Bonn (dpa). In Handschellen und einzeln werden Annas Pflegemutter (52) und Pflegevater (51) in den Verhandlungssaal des Bonner Landgerichts geführt. Am Tisch sitzen die beiden Verteidiger zwischen ihnen. Ein kurzer Blick der Angeklagten auf ihren Ehemann, als dieser hereinkommt. Dann wird es still im Saal, als Oberstaatsanwalt Robin Faßbender die Anklage verliest mit all den schrecklichen Einzelheiten der Qualen, die Anna erleiden musste.

Im vergangenen Juli starb das neunjährige Mädchen in der Badewanne, als es so lange untergetaucht wurde, bis es leblos dalag. Spätestens seit August, ein Jahr nachdem Anna nach Bad Honnef in die Familie gekommen war, wurde sie nach Darstellung der Anklage von den Pflegeeltern auf das Übelste misshandelt.

Der Staatsanwalt wirft ihnen vor, Anna in mindestens 55 Fällen gequält und misshandelt zu haben. Als sie starb, war ihr Körper von Hämatomen übersät. Die Klage lautet auf Körperverletzung mit Todesfolge. Den Pflegeeltern drohen bei einer Verurteilung zwischen 3 und 15 Jahren Gefängnis.

Das Publikum im Gerichtssaal äußert Unmut, als der Verteidiger der Pflegemutter bekanntgibt, seine Mandantin wolle sich schweigend verteidigen. Der Pflegevater ist nach Angaben seines Anwalts zwar aussagewillig. Bedingung dafür aber sei der Ausschluss der Ehefrau für die Zeit seiner Aussage. Der Anwalt sieht die Gefahr, dass sein Mandant andernfalls nicht die Wahrheit sage.

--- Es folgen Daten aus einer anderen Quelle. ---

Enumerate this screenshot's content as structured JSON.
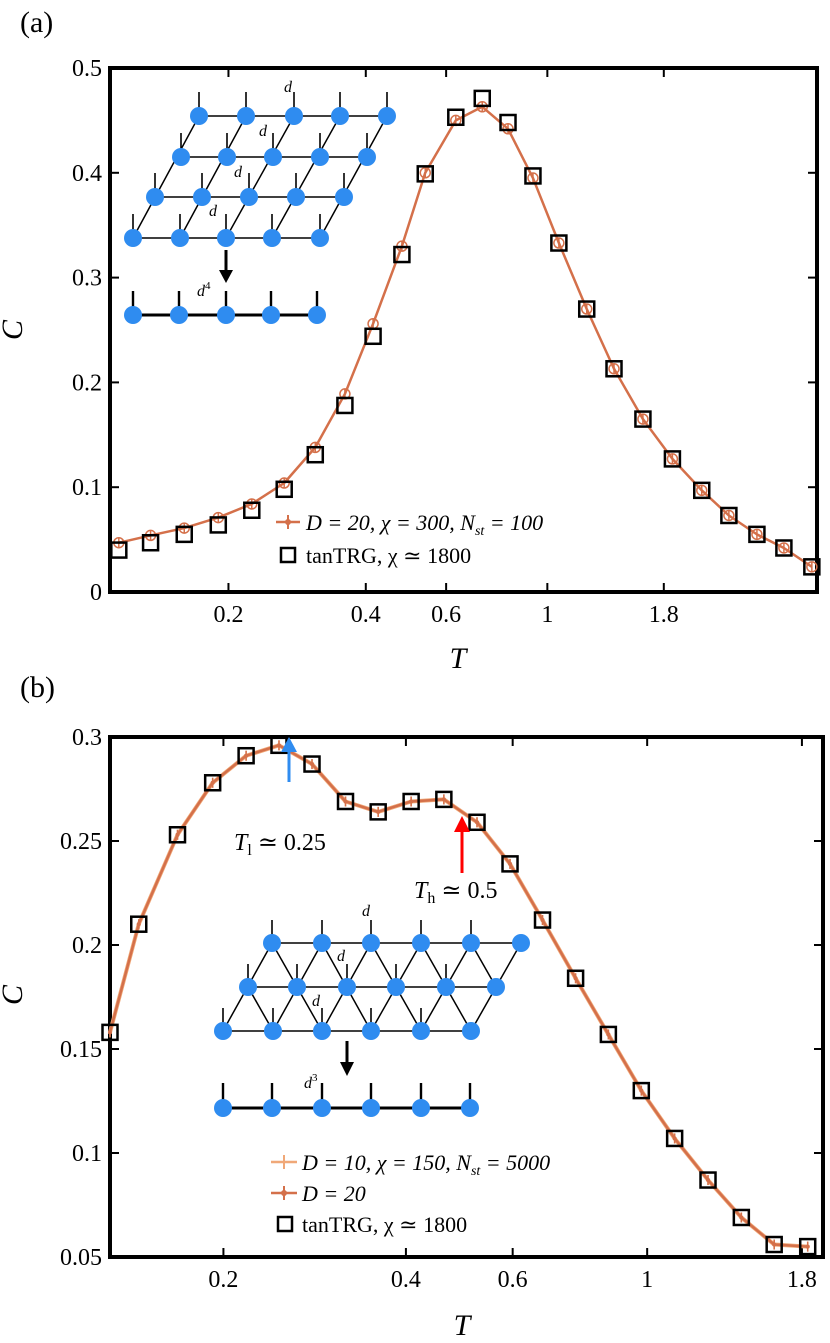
{
  "chart_data": [
    {
      "panel": "(a)",
      "type": "line",
      "xlabel": "T",
      "ylabel": "C",
      "ylim": [
        0,
        0.5
      ],
      "xscale": "log",
      "xlim": [
        0.11,
        3.9
      ],
      "xticks": [
        "0.2",
        "0.4",
        "0.6",
        "1",
        "1.8"
      ],
      "xtick_values": [
        0.2,
        0.4,
        0.6,
        1,
        1.8
      ],
      "yticks": [
        "0",
        "0.1",
        "0.2",
        "0.3",
        "0.4",
        "0.5"
      ],
      "ytick_values": [
        0,
        0.1,
        0.2,
        0.3,
        0.4,
        0.5
      ],
      "legend_position": "bottom-center",
      "inset_labels": [
        "d",
        "d",
        "d",
        "d",
        "d4"
      ],
      "series": [
        {
          "name": "D = 20, χ = 300, N_st = 100",
          "legend_label": "D = 20, χ = 300, N",
          "legend_sub": "st",
          "legend_tail": " = 100",
          "color": "#d4704a",
          "marker": "circle-errorbar",
          "x": [
            0.115,
            0.135,
            0.16,
            0.19,
            0.225,
            0.265,
            0.31,
            0.36,
            0.415,
            0.48,
            0.54,
            0.63,
            0.72,
            0.82,
            0.93,
            1.06,
            1.22,
            1.4,
            1.62,
            1.88,
            2.18,
            2.5,
            2.88,
            3.3,
            3.8
          ],
          "values": [
            0.047,
            0.054,
            0.061,
            0.071,
            0.084,
            0.104,
            0.138,
            0.189,
            0.256,
            0.33,
            0.4,
            0.45,
            0.463,
            0.442,
            0.395,
            0.333,
            0.27,
            0.213,
            0.165,
            0.127,
            0.097,
            0.073,
            0.055,
            0.042,
            0.024
          ]
        },
        {
          "name": "tanTRG, χ ≃ 1800",
          "legend_label": "tanTRG, χ ≃ 1800",
          "color": "#000000",
          "marker": "square",
          "x": [
            0.115,
            0.135,
            0.16,
            0.19,
            0.225,
            0.265,
            0.31,
            0.36,
            0.415,
            0.48,
            0.54,
            0.63,
            0.72,
            0.82,
            0.93,
            1.06,
            1.22,
            1.4,
            1.62,
            1.88,
            2.18,
            2.5,
            2.88,
            3.3,
            3.8
          ],
          "values": [
            0.04,
            0.047,
            0.055,
            0.064,
            0.078,
            0.098,
            0.131,
            0.178,
            0.244,
            0.322,
            0.399,
            0.453,
            0.471,
            0.448,
            0.397,
            0.333,
            0.27,
            0.213,
            0.165,
            0.127,
            0.097,
            0.073,
            0.055,
            0.042,
            0.024
          ]
        }
      ]
    },
    {
      "panel": "(b)",
      "type": "line",
      "xlabel": "T",
      "ylabel": "C",
      "ylim": [
        0.05,
        0.3
      ],
      "xscale": "log",
      "xlim": [
        0.13,
        1.95
      ],
      "xticks": [
        "0.2",
        "0.4",
        "0.6",
        "1",
        "1.8"
      ],
      "xtick_values": [
        0.2,
        0.4,
        0.6,
        1,
        1.8
      ],
      "yticks": [
        "0.05",
        "0.1",
        "0.15",
        "0.2",
        "0.25",
        "0.3"
      ],
      "ytick_values": [
        0.05,
        0.1,
        0.15,
        0.2,
        0.25,
        0.3
      ],
      "legend_position": "bottom-center",
      "inset_labels": [
        "d",
        "d",
        "d",
        "d3"
      ],
      "annotations": [
        {
          "text": "T",
          "sub": "l",
          "tail": " ≃ 0.25",
          "x": 0.25,
          "color": "#2f8cf0"
        },
        {
          "text": "T",
          "sub": "h",
          "tail": " ≃ 0.5",
          "x": 0.5,
          "color": "#ff0000"
        }
      ],
      "series": [
        {
          "name": "D = 10, χ = 150, N_st = 5000",
          "legend_label": "D = 10, χ = 150, N",
          "legend_sub": "st",
          "legend_tail": " = 5000",
          "color": "#f0a878",
          "marker": "errorbar",
          "x": [
            0.13,
            0.145,
            0.168,
            0.192,
            0.218,
            0.247,
            0.28,
            0.318,
            0.36,
            0.408,
            0.462,
            0.524,
            0.594,
            0.672,
            0.762,
            0.863,
            0.978,
            1.11,
            1.26,
            1.43,
            1.62,
            1.84
          ],
          "values": [
            0.158,
            0.21,
            0.253,
            0.278,
            0.291,
            0.296,
            0.287,
            0.269,
            0.264,
            0.269,
            0.27,
            0.259,
            0.239,
            0.212,
            0.184,
            0.157,
            0.13,
            0.107,
            0.087,
            0.069,
            0.056,
            0.055
          ]
        },
        {
          "name": "D = 20",
          "legend_label": "D = 20",
          "color": "#d4704a",
          "marker": "errorbar",
          "x": [
            0.13,
            0.145,
            0.168,
            0.192,
            0.218,
            0.247,
            0.28,
            0.318,
            0.36,
            0.408,
            0.462,
            0.524,
            0.594,
            0.672,
            0.762,
            0.863,
            0.978,
            1.11,
            1.26,
            1.43,
            1.62,
            1.84
          ],
          "values": [
            0.158,
            0.21,
            0.253,
            0.278,
            0.291,
            0.296,
            0.287,
            0.269,
            0.264,
            0.269,
            0.27,
            0.259,
            0.239,
            0.212,
            0.184,
            0.157,
            0.13,
            0.107,
            0.087,
            0.069,
            0.056,
            0.055
          ]
        },
        {
          "name": "tanTRG, χ ≃ 1800",
          "legend_label": "tanTRG, χ ≃ 1800",
          "color": "#000000",
          "marker": "square",
          "x": [
            0.13,
            0.145,
            0.168,
            0.192,
            0.218,
            0.247,
            0.28,
            0.318,
            0.36,
            0.408,
            0.462,
            0.524,
            0.594,
            0.672,
            0.762,
            0.863,
            0.978,
            1.11,
            1.26,
            1.43,
            1.62,
            1.84
          ],
          "values": [
            0.158,
            0.21,
            0.253,
            0.278,
            0.291,
            0.296,
            0.287,
            0.269,
            0.264,
            0.269,
            0.27,
            0.259,
            0.239,
            0.212,
            0.184,
            0.157,
            0.13,
            0.107,
            0.087,
            0.069,
            0.056,
            0.055
          ]
        }
      ]
    }
  ]
}
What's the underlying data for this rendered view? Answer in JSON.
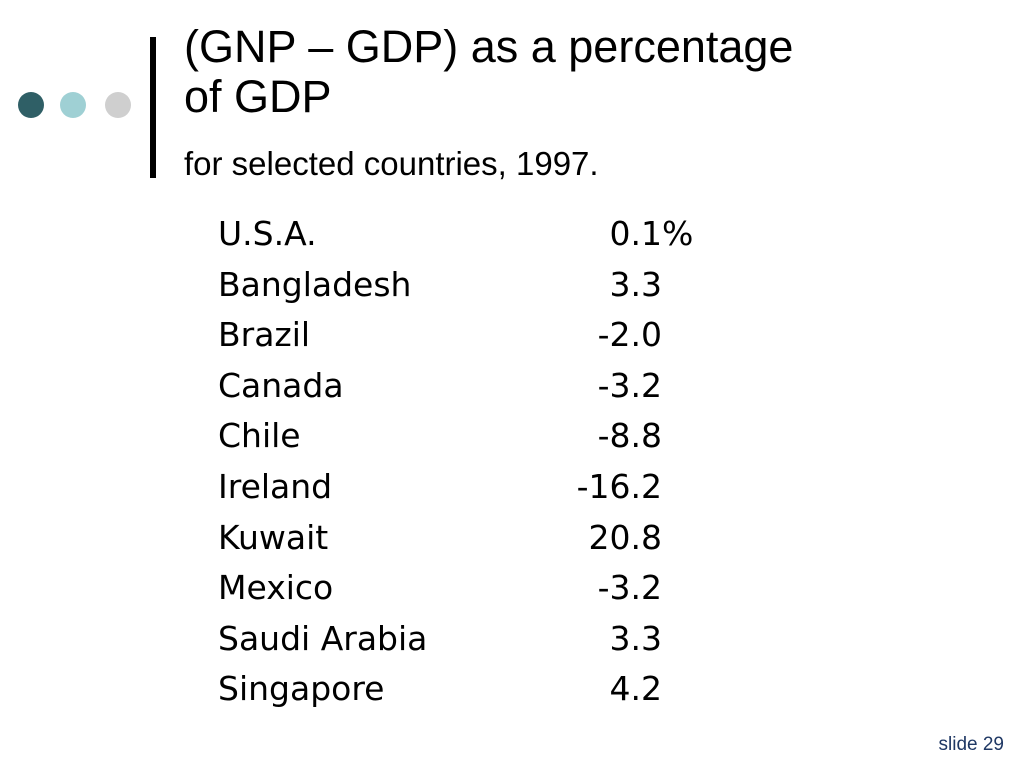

Die Ehefrau sei eine dominierende Persönlichkeit, der Mann unterwürfig und devot. Er begreife sich als Butler mit Ehering und als Pantoffelheld. Sie sei die Herrin im Haus. Der Anwalt zieht seinen Antrag auf Ausschluss der Angeklagten schließlich nach kurzer Beratung mit seinem Mandanten zurück. Der Auftakt des Prozesses verzögerte sich um mehrere Stunden.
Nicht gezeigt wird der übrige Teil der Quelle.